Learn to make this classic dish and you’ll always be ready for a party. Quiche is a favorite for entertaining, serving at brunch, or for a light dinner with a salad – hot or cold. Valued for its versatility, quiche Lorraine is a must in your repertoire of French cuisine basics. Read on for the history and our recipe.
Where Did Quiche Come From?
You may think of quiche as quintessentially French, but its origins are actually in medieval Germany. What is known today as Alsace-Lorraine – the border area that has gone back and forth between France and Germany – was once the medieval kingdom known as Lothringen. And it was there that someone baked a savory custard pie with bacon and called it kuchen – German for cake – which became quiche in French.
The dough changed from bread dough to puff pastry over the years and eventually, Gruyère cheese was added to the quiche Lorraine, as it morphed into the dish we know and love.
Today, quiche Lorraine is a well-regarded classic of French cuisine, and it experienced popularity in England and the United States during the 1950s. Julia Child made a cheese-free quiche Lorraine on her TV show, reverting to the historic recipe (she did her research).
Classic Quiche Lorraine Recipe
This classic quiche Lorraine recipe should be a part of every cook’s repertoire.
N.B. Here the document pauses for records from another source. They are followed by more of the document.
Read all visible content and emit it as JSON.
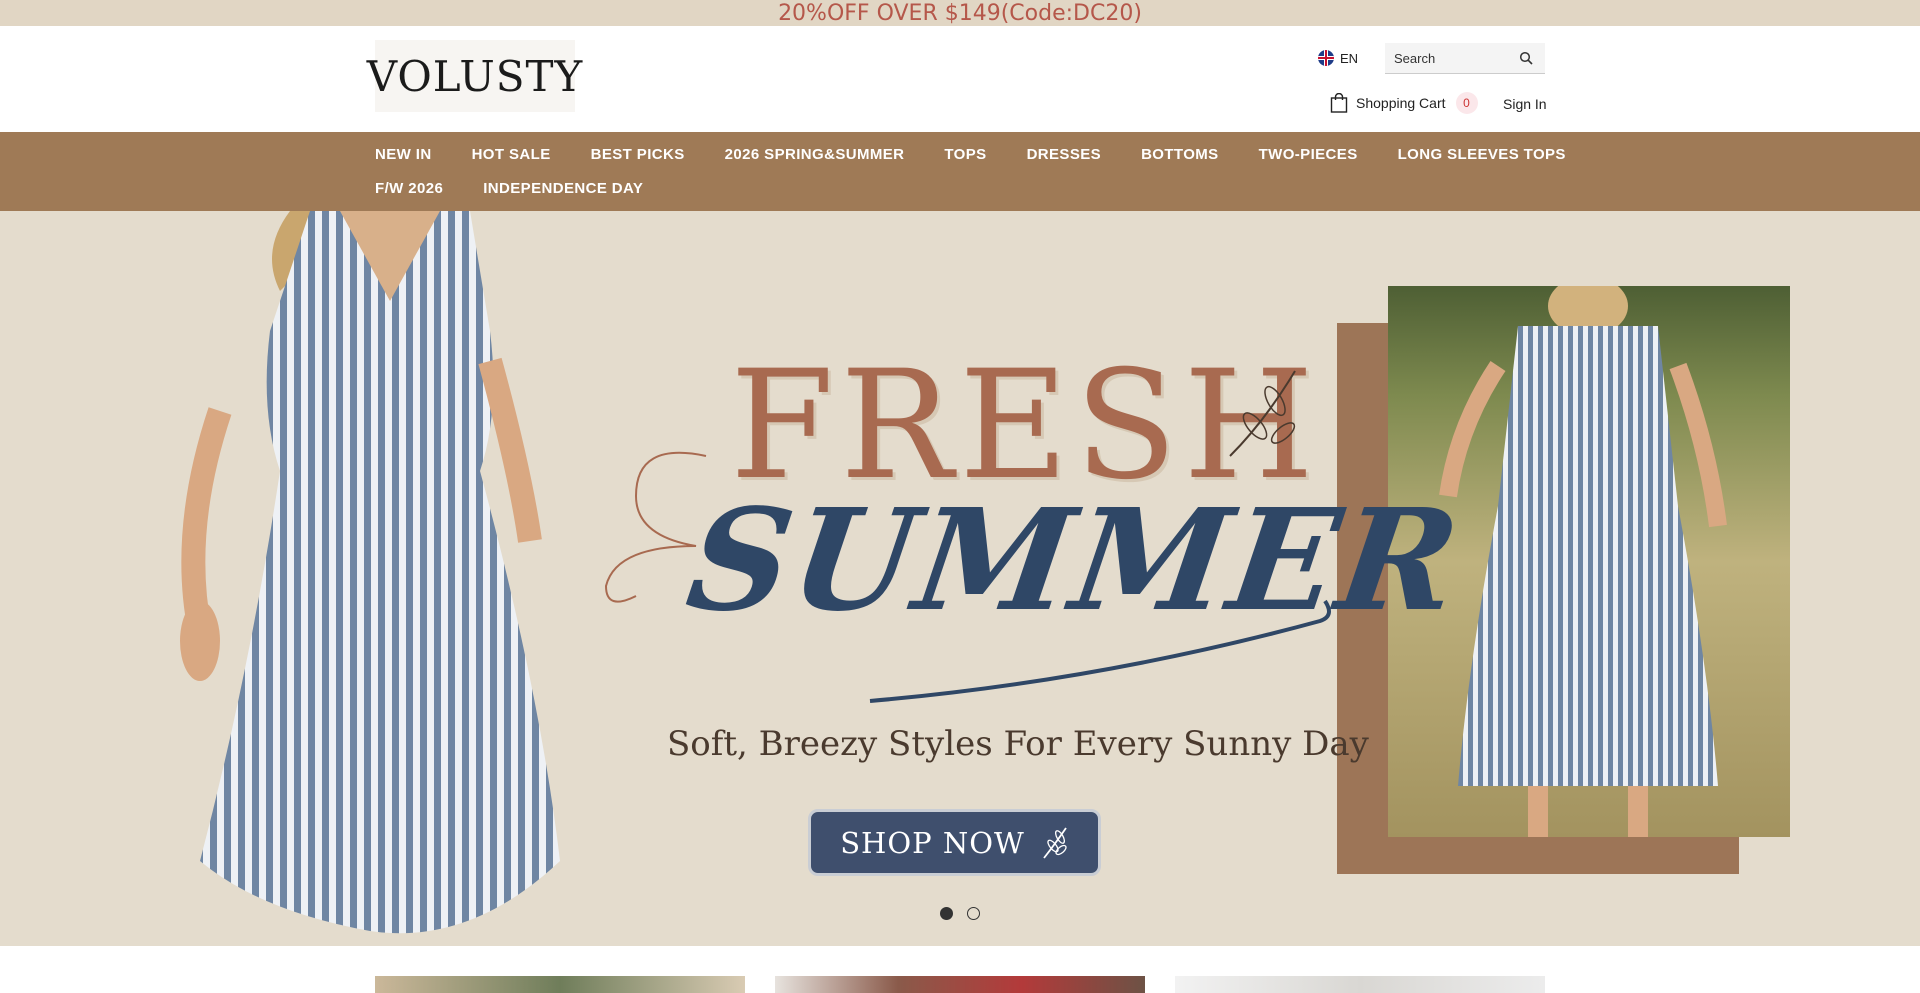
{
  "promo": {
    "text": "20%OFF OVER $149(Code:DC20)"
  },
  "header": {
    "logo_text": "VOLUSTY",
    "language": "EN",
    "search_placeholder": "Search",
    "cart_label": "Shopping Cart",
    "cart_count": "0",
    "signin_label": "Sign In"
  },
  "nav": {
    "row1": [
      "NEW IN",
      "HOT SALE",
      "BEST PICKS",
      "2026 SPRING&SUMMER",
      "TOPS",
      "DRESSES",
      "BOTTOMS",
      "TWO-PIECES",
      "LONG SLEEVES TOPS"
    ],
    "row2": [
      "F/W 2026",
      "INDEPENDENCE DAY"
    ]
  },
  "hero": {
    "title_line1": "FRESH",
    "title_line2": "SUMMER",
    "tagline": "Soft, Breezy Styles For Every Sunny Day",
    "cta_label": "SHOP NOW",
    "slides_total": 2,
    "active_slide": 1
  },
  "colors": {
    "promo_bg": "#e1d6c4",
    "promo_text": "#b5574a",
    "nav_bg": "#9f7a56",
    "hero_bg": "#e4dccd",
    "fresh_color": "#a86a50",
    "summer_color": "#2f4766",
    "cta_bg": "#3f4f6d"
  }
}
For a uniquely D’Artagnan (and delicious) twist, we use our black truffle butter in the crust.
1½ cups all-purpose flour (188 grams)
8 tablespoons Black Truffle Butter (115 grams), chilled
Iced water, as needed
8 strips Uncured Hickory Smoked Bacon
1 cup thinly sliced shallots
1 teaspoon fresh thyme leaves
4 eggs + 1 egg yolk, beaten
2 cups half & half
¼ teaspoon freshly grated nutmeg
¼ teaspoon freshly ground pepper
1 cup grated Gruyère cheese
¼ cup grated Parmesan cheese
- Make the crust: Cut truffle butter into ½ inch cubes and chill in the freezer for about 20 minutes.
- In the bowl of a food processor, pulse together flour and a pinch of salt. Add chilled butter, pulse until the mixture resembles coarse meal. While pulsing, slowly add ice water one tablespoon at a time, until the mixture starts to hold together in clumps. Total water amount will be between about 3-7 tablespoons depending on humidity. Turn mixture out onto a large piece of waxed paper or parchment and press together tightly into a disk. Wrap dough well and chill in the refrigerator for at least 2 hours, or overnight.
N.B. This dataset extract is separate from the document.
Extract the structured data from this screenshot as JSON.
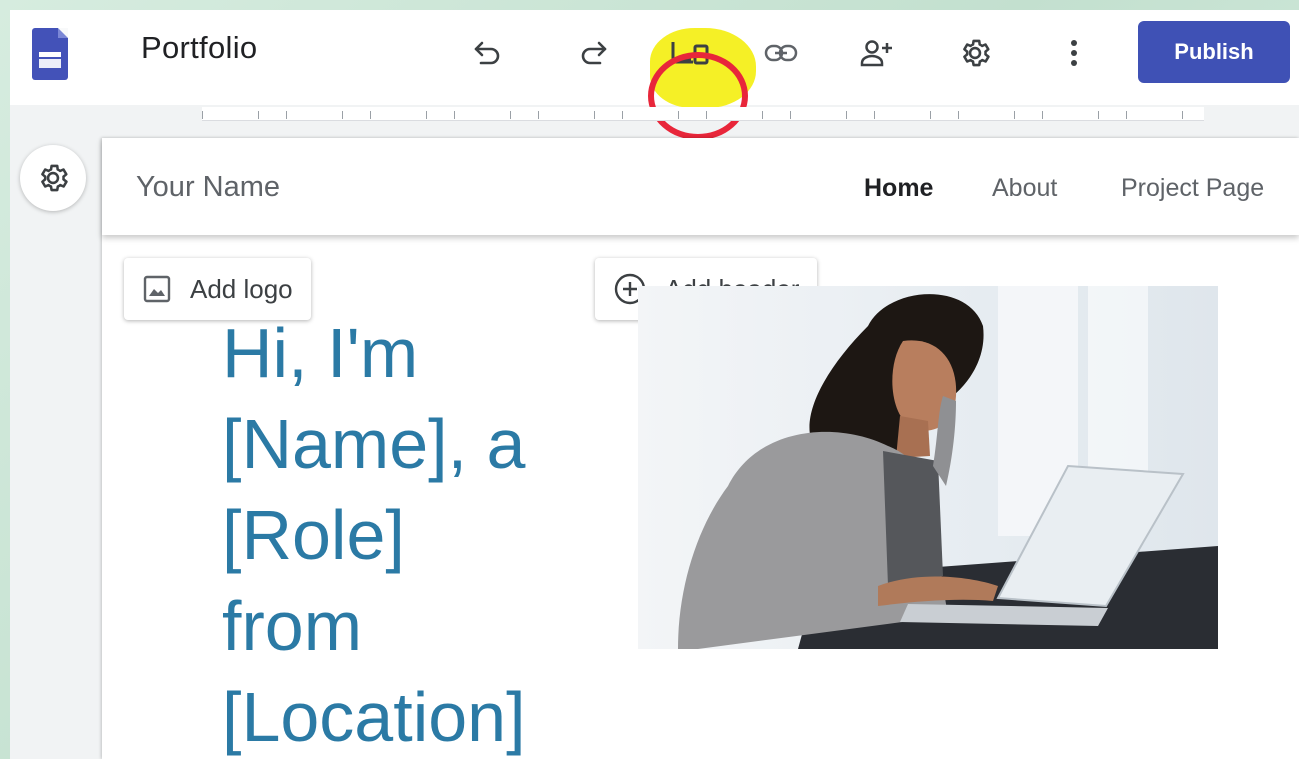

- Preheat oven to 400 degrees F.
- Place chilled dough between 2 large pieces of waxed paper or parchment and roll out into a 12-inch circle. Carefully line a 9-inch pie plate with the dough, folding the edges under to create a rim then crimp neatly. Place a sheet of parchment over the dough and weigh down with pie weights or dried beans. Blind bake for 15 minutes. Remove weights and place pie dish on a rimmed sheet pan, set aside.
- Lower oven to 375 degrees F.
- In a large skillet over medium-high heat, cook the bacon until crisp; drain on paper towels then dice. To the rendered bacon fat, add shallots and thyme and saute until soft, about 5 minutes. Set aside to cool.
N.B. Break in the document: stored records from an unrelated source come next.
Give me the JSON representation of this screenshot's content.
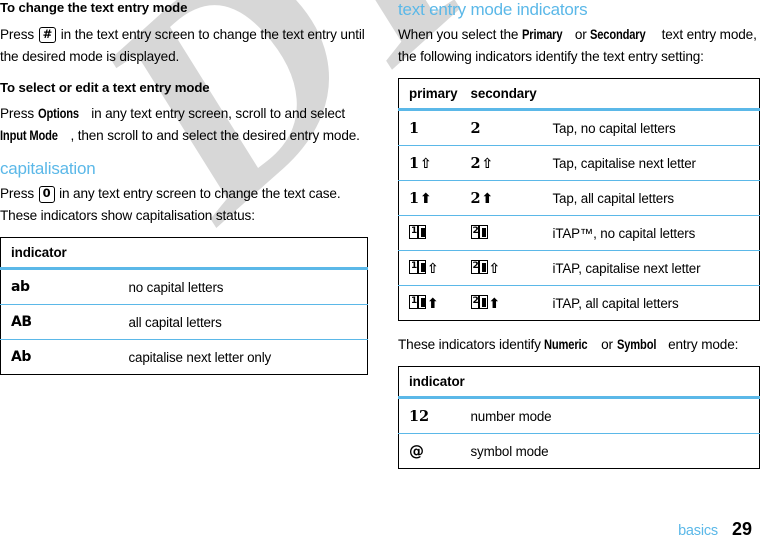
{
  "document": {
    "watermark": "DRAFT",
    "footer": {
      "section": "basics",
      "page_number": "29"
    },
    "accent_color": "#5bb8e8",
    "text_color": "#000000",
    "watermark_color": "#d7d7d7"
  },
  "left_column": {
    "heading_1": "To change the text entry mode",
    "para_1": {
      "before_key": "Press",
      "key": "#",
      "after_key": "in the text entry screen to change the text entry until the desired mode is displayed."
    },
    "heading_2": "To select or edit a text entry mode",
    "para_2": {
      "part_1": "Press",
      "emphasis_1": "Options",
      "part_2": "in any text entry screen, scroll to and select",
      "emphasis_2": "Input Mode",
      "part_3": ", then scroll to and select the desired entry mode."
    },
    "heading_3": "capitalisation",
    "para_3": {
      "before_key": "Press",
      "key": "0",
      "after_key": "in any text entry screen to change the text case. These indicators show capitalisation status:"
    },
    "table": {
      "headers": [
        "indicator",
        ""
      ],
      "rows": [
        {
          "indicator": "ab",
          "description": "no capital letters"
        },
        {
          "indicator": "AB",
          "description": "all capital letters"
        },
        {
          "indicator": "Ab",
          "description": "capitalise next letter only"
        }
      ]
    }
  },
  "right_column": {
    "heading_1": "text entry mode indicators",
    "para_1": {
      "part_1": "When you select the",
      "emphasis_1": "Primary",
      "part_2": "or",
      "emphasis_2": "Secondary",
      "part_3": "text entry mode, the following indicators identify the text entry setting:"
    },
    "table_modes": {
      "headers": [
        "primary",
        "secondary",
        ""
      ],
      "rows": [
        {
          "primary": "1",
          "secondary": "2",
          "modifier": "none",
          "description": "Tap, no capital letters"
        },
        {
          "primary": "1",
          "secondary": "2",
          "modifier": "hollow-up-arrow",
          "description": "Tap, capitalise next letter"
        },
        {
          "primary": "1",
          "secondary": "2",
          "modifier": "solid-up-arrow",
          "description": "Tap, all capital letters"
        },
        {
          "primary": "1",
          "secondary": "2",
          "modifier": "none",
          "icon": "open-book",
          "description": "iTAP™, no capital letters"
        },
        {
          "primary": "1",
          "secondary": "2",
          "modifier": "hollow-up-arrow",
          "icon": "open-book",
          "description": "iTAP, capitalise next letter"
        },
        {
          "primary": "1",
          "secondary": "2",
          "modifier": "solid-up-arrow",
          "icon": "open-book",
          "description": "iTAP, all capital letters"
        }
      ]
    },
    "para_2": {
      "part_1": "These indicators identify",
      "emphasis_1": "Numeric",
      "part_2": "or",
      "emphasis_2": "Symbol",
      "part_3": "entry mode:"
    },
    "table_numsym": {
      "headers": [
        "indicator",
        ""
      ],
      "rows": [
        {
          "indicator": "12",
          "description": "number mode"
        },
        {
          "indicator": "@",
          "description": "symbol mode"
        }
      ]
    }
  }
}
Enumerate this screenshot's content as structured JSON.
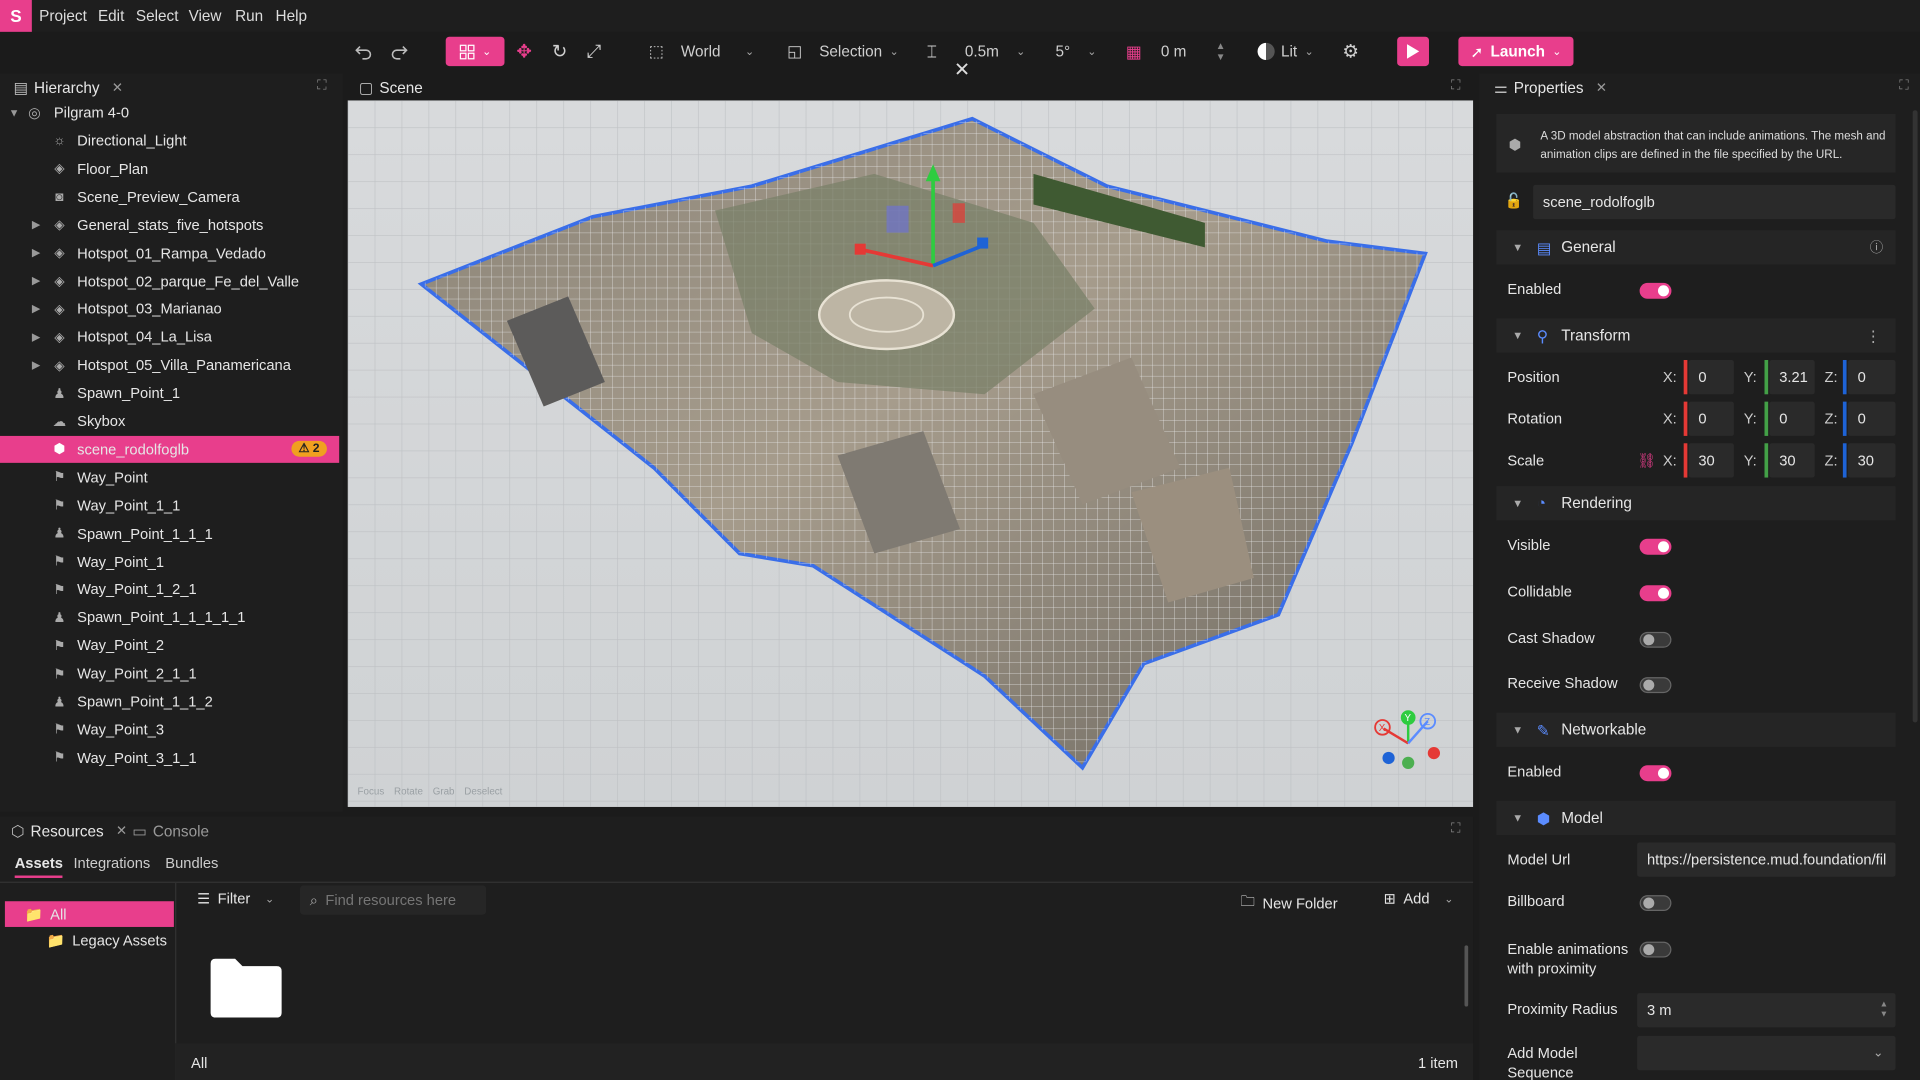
{
  "menu": {
    "logo": "S",
    "items": [
      "Project",
      "Edit",
      "Select",
      "View",
      "Run",
      "Help"
    ]
  },
  "toolbar": {
    "space": "World",
    "selection": "Selection",
    "snap_distance": "0.5m",
    "snap_angle": "5°",
    "grid_offset": "0 m",
    "lighting": "Lit",
    "launch": "Launch"
  },
  "hierarchy": {
    "title": "Hierarchy",
    "root": "Pilgram 4-0",
    "items": [
      {
        "label": "Directional_Light",
        "icon": "light-icon",
        "expandable": false
      },
      {
        "label": "Floor_Plan",
        "icon": "object-icon",
        "expandable": false
      },
      {
        "label": "Scene_Preview_Camera",
        "icon": "camera-icon",
        "expandable": false
      },
      {
        "label": "General_stats_five_hotspots",
        "icon": "object-icon",
        "expandable": true
      },
      {
        "label": "Hotspot_01_Rampa_Vedado",
        "icon": "object-icon",
        "expandable": true
      },
      {
        "label": "Hotspot_02_parque_Fe_del_Valle",
        "icon": "object-icon",
        "expandable": true
      },
      {
        "label": "Hotspot_03_Marianao",
        "icon": "object-icon",
        "expandable": true
      },
      {
        "label": "Hotspot_04_La_Lisa",
        "icon": "object-icon",
        "expandable": true
      },
      {
        "label": "Hotspot_05_Villa_Panamericana",
        "icon": "object-icon",
        "expandable": true
      },
      {
        "label": "Spawn_Point_1",
        "icon": "spawn-icon",
        "expandable": false
      },
      {
        "label": "Skybox",
        "icon": "skybox-icon",
        "expandable": false
      },
      {
        "label": "scene_rodolfoglb",
        "icon": "model-icon",
        "expandable": false,
        "selected": true,
        "warning": "2"
      },
      {
        "label": "Way_Point",
        "icon": "waypoint-icon",
        "expandable": false
      },
      {
        "label": "Way_Point_1_1",
        "icon": "waypoint-icon",
        "expandable": false
      },
      {
        "label": "Spawn_Point_1_1_1",
        "icon": "spawn-icon",
        "expandable": false
      },
      {
        "label": "Way_Point_1",
        "icon": "waypoint-icon",
        "expandable": false
      },
      {
        "label": "Way_Point_1_2_1",
        "icon": "waypoint-icon",
        "expandable": false
      },
      {
        "label": "Spawn_Point_1_1_1_1_1",
        "icon": "spawn-icon",
        "expandable": false
      },
      {
        "label": "Way_Point_2",
        "icon": "waypoint-icon",
        "expandable": false
      },
      {
        "label": "Way_Point_2_1_1",
        "icon": "waypoint-icon",
        "expandable": false
      },
      {
        "label": "Spawn_Point_1_1_2",
        "icon": "spawn-icon",
        "expandable": false
      },
      {
        "label": "Way_Point_3",
        "icon": "waypoint-icon",
        "expandable": false
      },
      {
        "label": "Way_Point_3_1_1",
        "icon": "waypoint-icon",
        "expandable": false
      }
    ]
  },
  "scene": {
    "title": "Scene",
    "hints": [
      "Focus",
      "Rotate",
      "Grab",
      "Deselect"
    ]
  },
  "properties": {
    "title": "Properties",
    "description": "A 3D model abstraction that can include animations. The mesh and animation clips are defined in the file specified by the URL.",
    "name": "scene_rodolfoglb",
    "general": {
      "title": "General",
      "enabled_label": "Enabled",
      "enabled": true
    },
    "transform": {
      "title": "Transform",
      "position_label": "Position",
      "rotation_label": "Rotation",
      "scale_label": "Scale",
      "axis_x": "X:",
      "axis_y": "Y:",
      "axis_z": "Z:",
      "position": {
        "x": "0",
        "y": "3.21",
        "z": "0"
      },
      "rotation": {
        "x": "0",
        "y": "0",
        "z": "0"
      },
      "scale": {
        "x": "30",
        "y": "30",
        "z": "30"
      }
    },
    "rendering": {
      "title": "Rendering",
      "visible_label": "Visible",
      "visible": true,
      "collidable_label": "Collidable",
      "collidable": true,
      "cast_shadow_label": "Cast Shadow",
      "cast_shadow": false,
      "receive_shadow_label": "Receive Shadow",
      "receive_shadow": false
    },
    "networkable": {
      "title": "Networkable",
      "enabled_label": "Enabled",
      "enabled": true
    },
    "model": {
      "title": "Model",
      "url_label": "Model Url",
      "url": "https://persistence.mud.foundation/fil",
      "billboard_label": "Billboard",
      "billboard": false,
      "anim_label_1": "Enable animations",
      "anim_label_2": "with proximity",
      "anim": false,
      "radius_label": "Proximity Radius",
      "radius": "3 m",
      "sequence_label_1": "Add Model",
      "sequence_label_2": "Sequence"
    }
  },
  "resources": {
    "title": "Resources",
    "console": "Console",
    "tabs": [
      "Assets",
      "Integrations",
      "Bundles"
    ],
    "filter": "Filter",
    "search_placeholder": "Find resources here",
    "new_folder": "New Folder",
    "add": "Add",
    "tree": [
      "All",
      "Legacy Assets"
    ],
    "footer_path": "All",
    "footer_count": "1 item"
  },
  "colors": {
    "accent": "#e83e8c",
    "panel": "#1b1b1b",
    "axis_x": "#e53935",
    "axis_y": "#43a047",
    "axis_z": "#1e63d6"
  }
}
- In a large measuring cup with a pour spout, whisk together eggs, half & half, ½ teaspoon salt, nutmeg, and pepper. To the pie crust, add bacon, shallots, and both cheeses; spread evenly. Carefully pour custard over the bacon/shallot/cheese mixture. Bake quiche until just set, about 25 minutes. Cool at least 20 minutes before serving.
Recipe tips: This recipe is written to fit in a 9-inch pie dish that’s at least 2” deep. If using a shallow tart tin, there will be leftover custard. Quiche can be served warm or at room temperature for any meal of the day. We like a lightly dressed green salad on the side.